Periscopic Technique For Right Ventricle To Pulmonary Artery Conduit During The Norwood Operation
Ralph Mosca1, Richard Ohye2, David Williams1, Puneet Bhatla1, Shawn Thomas1, Luv Makadia1, TK S. Kumar1.
1NYU Langone Health, New York, NY, USA, 2University of Michigan, Ann Arbor, MI, USA.
Objective(s): In this video, we describe the periscopic technique (PT) for placement of the right ventricle to pulmonary artery (RV-PA) conduit in Norwood operation as an alternate method to the traditional technique (TT) to minimize the effects of ventriculotomy.

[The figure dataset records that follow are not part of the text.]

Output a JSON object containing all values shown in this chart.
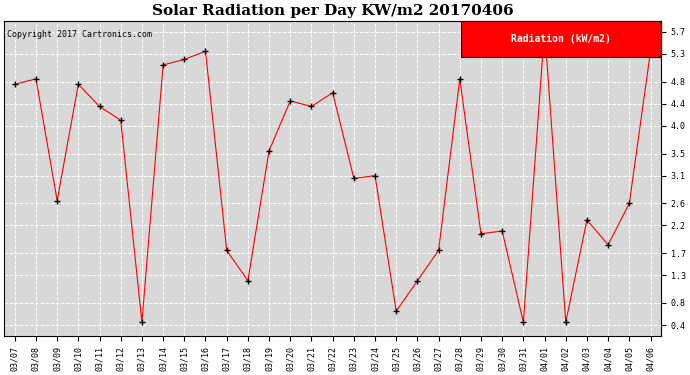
{
  "title": "Solar Radiation per Day KW/m2 20170406",
  "copyright_text": "Copyright 2017 Cartronics.com",
  "legend_label": "Radiation (kW/m2)",
  "x_labels": [
    "03/07",
    "03/08",
    "03/09",
    "03/10",
    "03/11",
    "03/12",
    "03/13",
    "03/14",
    "03/15",
    "03/16",
    "03/17",
    "03/18",
    "03/19",
    "03/20",
    "03/21",
    "03/22",
    "03/23",
    "03/24",
    "03/25",
    "03/26",
    "03/27",
    "03/28",
    "03/29",
    "03/30",
    "03/31",
    "04/01",
    "04/02",
    "04/03",
    "04/04",
    "04/05",
    "04/06"
  ],
  "y_values": [
    4.75,
    4.85,
    2.65,
    4.75,
    4.35,
    4.1,
    0.45,
    5.1,
    5.2,
    5.35,
    1.75,
    1.2,
    3.55,
    4.45,
    4.35,
    4.6,
    3.05,
    3.1,
    0.65,
    1.2,
    1.75,
    4.85,
    2.05,
    2.1,
    0.45,
    5.75,
    0.45,
    2.3,
    1.85,
    2.6,
    5.35
  ],
  "y_ticks": [
    0.4,
    0.8,
    1.3,
    1.7,
    2.2,
    2.6,
    3.1,
    3.5,
    4.0,
    4.4,
    4.8,
    5.3,
    5.7
  ],
  "y_min": 0.2,
  "y_max": 5.9,
  "line_color": "red",
  "marker_color": "black",
  "bg_color": "#ffffff",
  "plot_bg_color": "#d8d8d8",
  "grid_color": "#ffffff",
  "legend_bg": "red",
  "legend_text_color": "white",
  "title_fontsize": 11,
  "copyright_fontsize": 6,
  "tick_fontsize": 6,
  "legend_fontsize": 7
}
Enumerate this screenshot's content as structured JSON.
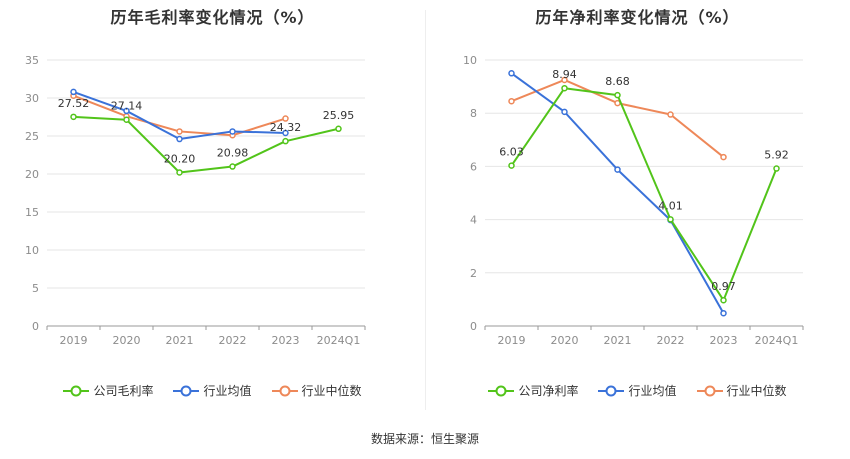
{
  "source_label": "数据来源：恒生聚源",
  "colors": {
    "company": "#52c41a",
    "industry_avg": "#3a72d9",
    "industry_median": "#ee8859"
  },
  "chart_data": [
    {
      "type": "line",
      "title": "历年毛利率变化情况（%）",
      "xlabel": "",
      "ylabel": "",
      "categories": [
        "2019",
        "2020",
        "2021",
        "2022",
        "2023",
        "2024Q1"
      ],
      "ylim": [
        0,
        35
      ],
      "yticks": [
        0,
        5,
        10,
        15,
        20,
        25,
        30,
        35
      ],
      "grid": true,
      "legend": "bottom",
      "series": [
        {
          "name": "公司毛利率",
          "values": [
            27.52,
            27.14,
            20.2,
            20.98,
            24.32,
            25.95
          ],
          "labels": [
            "27.52",
            "27.14",
            "20.20",
            "20.98",
            "24.32",
            "25.95"
          ],
          "color": "#52c41a"
        },
        {
          "name": "行业均值",
          "values": [
            30.8,
            28.3,
            24.6,
            25.6,
            25.4,
            null
          ],
          "color": "#3a72d9"
        },
        {
          "name": "行业中位数",
          "values": [
            30.3,
            27.6,
            25.6,
            25.1,
            27.3,
            null
          ],
          "color": "#ee8859"
        }
      ]
    },
    {
      "type": "line",
      "title": "历年净利率变化情况（%）",
      "xlabel": "",
      "ylabel": "",
      "categories": [
        "2019",
        "2020",
        "2021",
        "2022",
        "2023",
        "2024Q1"
      ],
      "ylim": [
        0,
        10
      ],
      "yticks": [
        0,
        2,
        4,
        6,
        8,
        10
      ],
      "grid": true,
      "legend": "bottom",
      "series": [
        {
          "name": "公司净利率",
          "values": [
            6.03,
            8.94,
            8.68,
            4.01,
            0.97,
            5.92
          ],
          "labels": [
            "6.03",
            "8.94",
            "8.68",
            "4.01",
            "0.97",
            "5.92"
          ],
          "color": "#52c41a"
        },
        {
          "name": "行业均值",
          "values": [
            9.5,
            8.05,
            5.88,
            3.98,
            0.48,
            null
          ],
          "color": "#3a72d9"
        },
        {
          "name": "行业中位数",
          "values": [
            8.45,
            9.25,
            8.38,
            7.95,
            6.35,
            null
          ],
          "color": "#ee8859"
        }
      ]
    }
  ]
}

Methods: In the Norwood operation, the proximal connection of the RV-PA conduit was performed following transection of main PA during the cooling phase of cardiopulmonary bypass. In the PT, a stab wound was created in the RV outflow tract and gently stretched. A right angle was then passed through the RV outflow tract and out the divided PA. The appropriately tailored and marked conduit was then pulled gently in a retrograde fashion through the RV stab wound. No muscle was excised from the RV at any point. The distal connection of the RV-PA conduit was established by dunking it into a fenestration in the patch over the distal PA bifurcation. We retrospectively reviewed our experience of RV-PA conduit placement using the TT versus PT and compared postoperative RV function using standard statistical methods. Echocardiograms were reviewed by a blinded experienced imager for quantification of RV function (infundibular ejection fraction (EF)) as well as for regional conduit site wall dysfunction
Results: 8 patients underwent TT and 14 patients underwent PT. Mean infundibular RVEF was 34% and 49 %( p=0.02) respectively. Similarly qualitative regional RV wall function was better preserved in PT (p=0.001).
Conclusions: Usage of PT for RV-PA conduit placement in Norwood operation is associated with better preservation of RV function.